Não, porque quem o criou foi o Partido Republicano. Trump é um produto de anos e anos de posições republicanas que apelam ao pior da sociedade americana: ao ódio, preconceito, medo, racismo, à misoginia. Trump vai apenas um bocadinho mais longe do que é o republicano médio dos dias de hoje. Os extremistas do Tea Party acabaram com os republicanos moderados. A única esperança, ainda que ténue, é que os menos extremistas dos extremistas percebam que Trump não é bom para o partido e que ficariam melhor com Mike Pence.

O ano de 2017 marca o 25.º aniversário do fim da Guerra Fria. Como vê a relação EUA-Rússia? Podemos falar de um antes e um depois de Vladimir Putin?

Nos tempos de Boris Ieltsin a relação Washington-Moscovo foi uma maravilha para a classe dirigente norte-americana, mas revelou-se um desastre para a Rússia. Ieltsin aceitou tudo o que os EUA queriam. O resultado foi a economia russa a encolher. Até a esperança média de vida caiu dos 66 para os 57 anos. O escritor Alexander Soljenítsin, depois de ter estado exilado durante duas décadas, voltou à Rússia e descreveu a situação em 2000: "Os setores fundamentais do Estado foram destruídos ou saqueados. Vivemos entre ruínas. As falsas reformas deixaram ainda mais pessoas na pobreza." Este foi o momento em que a NATO começou a expandir-se para leste - apesar de Bush ter prometido a Gorbachev de que isso não aconteceria se a Rússia viabilizasse a reunificação alemã.

E com Vladimir Putin?

No início, Putin teve um comportamento amistoso para com os EUA. Mas aos poucos, à medida que a NATO continuou a expandir-se até às portas da Rússia, a relação com Bush filho azedou. Barack Obama prometeu recomeçar do zero, mas continuou a seguir as políticas que eram vistas por Putin como uma ameaça para a segurança nacional russa, incluindo o envio de armamento para o espaço, a expansão da NATO, o envio de tropas para o Báltico, a Ucrânia, as sanções... Apesar de ter havido uma colaboração positiva em casos como o acordo nuclear com o Irão, as relações deterioraram-se a um ponto em que começou a falar-se numa "nova Guerra Fria". Em 2016 a situação era de facto perigosa. EUA e Rússia estiveram mais perto da guerra do que em qualquer momento desde 1962.

Com Trump passámos da nova guerra fria ao amor quente?

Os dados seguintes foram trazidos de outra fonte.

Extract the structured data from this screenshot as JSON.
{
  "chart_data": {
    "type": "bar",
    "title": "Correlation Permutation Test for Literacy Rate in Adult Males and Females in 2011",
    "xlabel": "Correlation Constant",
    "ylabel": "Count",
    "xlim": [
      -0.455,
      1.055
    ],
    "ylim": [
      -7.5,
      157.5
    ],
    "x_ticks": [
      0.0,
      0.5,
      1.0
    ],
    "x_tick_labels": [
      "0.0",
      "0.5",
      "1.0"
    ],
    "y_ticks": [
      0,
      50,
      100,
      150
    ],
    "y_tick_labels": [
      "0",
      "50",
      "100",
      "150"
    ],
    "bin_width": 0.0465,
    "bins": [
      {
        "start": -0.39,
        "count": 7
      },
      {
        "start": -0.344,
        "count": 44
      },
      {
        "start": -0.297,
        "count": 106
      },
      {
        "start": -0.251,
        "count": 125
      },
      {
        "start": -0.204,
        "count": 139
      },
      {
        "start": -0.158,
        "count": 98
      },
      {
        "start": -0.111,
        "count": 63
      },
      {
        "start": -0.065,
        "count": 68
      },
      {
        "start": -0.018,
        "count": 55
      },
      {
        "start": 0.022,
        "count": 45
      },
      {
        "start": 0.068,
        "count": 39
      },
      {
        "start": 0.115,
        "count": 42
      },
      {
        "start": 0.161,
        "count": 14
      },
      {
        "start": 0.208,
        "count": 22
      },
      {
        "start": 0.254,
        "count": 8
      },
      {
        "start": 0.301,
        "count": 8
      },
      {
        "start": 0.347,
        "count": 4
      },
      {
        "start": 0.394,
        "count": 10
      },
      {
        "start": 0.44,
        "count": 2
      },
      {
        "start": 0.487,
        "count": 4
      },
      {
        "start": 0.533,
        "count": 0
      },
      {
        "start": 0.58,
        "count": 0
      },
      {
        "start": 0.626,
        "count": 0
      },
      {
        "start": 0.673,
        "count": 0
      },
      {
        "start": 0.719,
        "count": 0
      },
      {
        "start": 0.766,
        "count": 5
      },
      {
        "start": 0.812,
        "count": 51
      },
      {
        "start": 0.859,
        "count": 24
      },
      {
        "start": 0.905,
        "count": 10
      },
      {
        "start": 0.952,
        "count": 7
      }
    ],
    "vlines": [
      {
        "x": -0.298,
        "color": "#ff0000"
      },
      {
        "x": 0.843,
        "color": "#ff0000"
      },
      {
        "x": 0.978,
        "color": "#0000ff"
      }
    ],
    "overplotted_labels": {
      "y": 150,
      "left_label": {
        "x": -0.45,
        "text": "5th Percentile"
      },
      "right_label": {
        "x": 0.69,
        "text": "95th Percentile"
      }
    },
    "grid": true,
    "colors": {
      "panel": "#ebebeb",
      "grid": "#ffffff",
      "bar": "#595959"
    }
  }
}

No último ano fui várias vezes à Rússia. Foi preocupante perceber que os meus colegas russos preferiam Trump a Hillary Clinton. Não sou um fã de Clinton, mas tentei explicar-lhes que ela seria sempre preferível a um louco imprudente, intolerante, ignorante, narcisista e impulsivo. A única coisa que Trump fez até agora como presidente que me deixa um bocadinho de esperança foi o telefonema com Putin. É bom que tenha conseguido reduzir as tensões. Mas o facto de neste momento estar a ser amigável para com a Rússia não significa que seja assim amanhã. Um homem que perde as estribeiras se for provocado no Twitter não devia jamais ter acesso aos códigos nucleares.

É uma questão de tempo até que as coisas amarguem?

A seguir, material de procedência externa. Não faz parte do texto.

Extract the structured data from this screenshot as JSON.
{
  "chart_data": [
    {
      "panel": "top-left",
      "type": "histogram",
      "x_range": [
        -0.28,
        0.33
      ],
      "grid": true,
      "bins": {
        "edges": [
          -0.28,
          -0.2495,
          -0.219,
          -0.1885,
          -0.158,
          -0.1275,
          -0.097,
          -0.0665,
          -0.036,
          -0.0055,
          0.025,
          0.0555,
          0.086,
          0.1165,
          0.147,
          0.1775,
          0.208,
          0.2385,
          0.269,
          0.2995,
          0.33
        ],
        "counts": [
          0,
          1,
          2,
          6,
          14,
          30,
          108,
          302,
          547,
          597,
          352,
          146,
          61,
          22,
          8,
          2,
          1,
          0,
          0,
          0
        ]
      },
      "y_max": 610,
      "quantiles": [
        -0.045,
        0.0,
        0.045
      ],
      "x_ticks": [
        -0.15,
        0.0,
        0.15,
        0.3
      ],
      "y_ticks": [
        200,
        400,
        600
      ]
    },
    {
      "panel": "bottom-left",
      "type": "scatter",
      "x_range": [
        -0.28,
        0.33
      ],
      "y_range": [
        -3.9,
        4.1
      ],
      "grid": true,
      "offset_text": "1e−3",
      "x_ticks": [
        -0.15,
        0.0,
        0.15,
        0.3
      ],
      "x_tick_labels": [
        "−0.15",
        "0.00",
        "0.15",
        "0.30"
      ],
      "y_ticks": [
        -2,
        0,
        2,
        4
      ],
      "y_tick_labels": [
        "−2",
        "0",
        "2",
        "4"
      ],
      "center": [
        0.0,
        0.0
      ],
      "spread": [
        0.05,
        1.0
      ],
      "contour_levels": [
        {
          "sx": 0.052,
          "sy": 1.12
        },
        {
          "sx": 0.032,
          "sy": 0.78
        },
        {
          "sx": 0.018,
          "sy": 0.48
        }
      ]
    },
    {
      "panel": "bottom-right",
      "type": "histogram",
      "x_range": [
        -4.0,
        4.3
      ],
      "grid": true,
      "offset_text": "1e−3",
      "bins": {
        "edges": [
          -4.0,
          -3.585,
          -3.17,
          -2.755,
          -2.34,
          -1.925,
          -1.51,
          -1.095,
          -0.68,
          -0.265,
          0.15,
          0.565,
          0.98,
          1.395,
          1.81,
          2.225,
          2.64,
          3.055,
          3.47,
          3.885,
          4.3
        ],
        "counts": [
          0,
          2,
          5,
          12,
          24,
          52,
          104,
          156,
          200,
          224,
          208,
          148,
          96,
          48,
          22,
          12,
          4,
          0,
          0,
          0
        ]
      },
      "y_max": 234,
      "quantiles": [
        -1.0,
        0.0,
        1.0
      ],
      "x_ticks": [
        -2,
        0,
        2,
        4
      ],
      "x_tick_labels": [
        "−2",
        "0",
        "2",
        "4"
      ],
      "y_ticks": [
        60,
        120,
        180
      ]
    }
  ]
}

Trump é um homem cheio de ódio e preconceituoso. E rodeou-se de pessoas da mesma laia. Creio que as relações vão azedar muito depressa.

Trump estará a começar uma nova guerra fria com a China?

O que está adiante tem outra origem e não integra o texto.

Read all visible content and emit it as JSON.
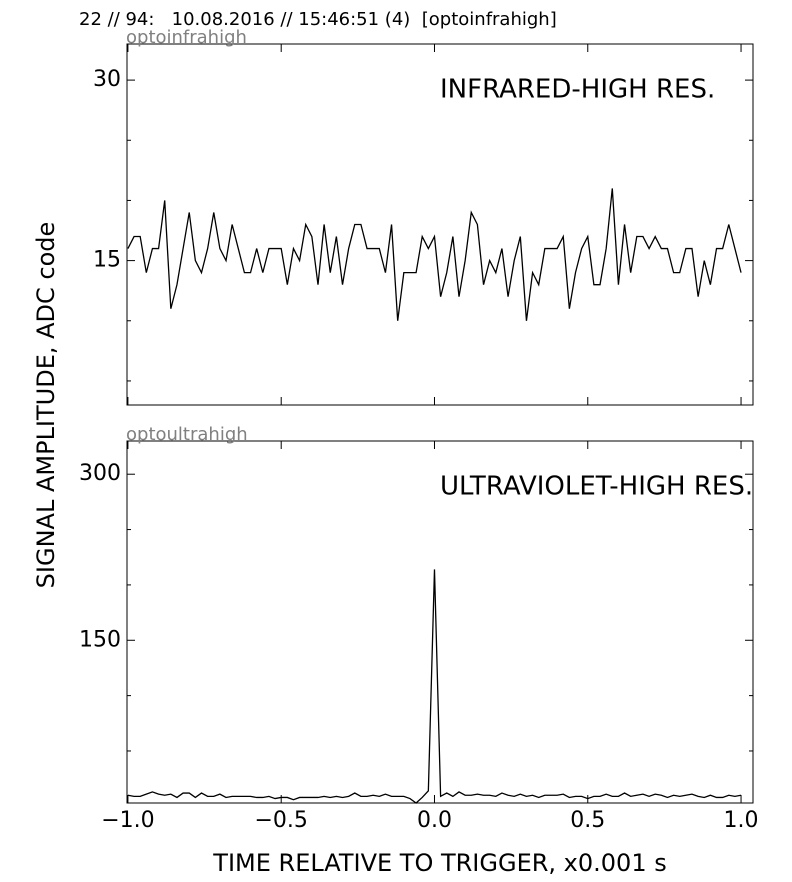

Infelizmente, parece que sim. Mas também nesta questão a sua política pode mudar amanhã.

Quão plausível é um impeachment a Trump?

As coisas parecem bem encaminhadas. Até no próprio partido há muita gente a perder a cabeça. Trump tem a maturidade emocional de uma criança de 4 anos, o vocabulário de uma de 6 e é incapaz de pensar um problema complexo. Tem tanta propensão para os escândalos que dá aos opositores corda mais do que suficiente para que o enforquem.

Os conflitos de interesses...

Estão por todo o lado. Recusa publicar as declarações de impostos e passou os negócios para as mãos dos idiotas dos filhos. Há vários processos a correr contra ele e convém não esquecer que uma dúzia de mulheres apareceu durante a campanha a acusá-lo de assédio. O país está mobilizado contra ele. Desde os movimentos contra a Guerra do Vietname nos anos 1960 que não assistíamos a este nível de mobilização política. Muitos republicanos preferiam ver Mike Pence [atual vice-presidente] no lugar de Trump. Não terá a mesma pompa e circunstância, mas é um herói dos fanáticos cristãos da ala mais à direita do partido.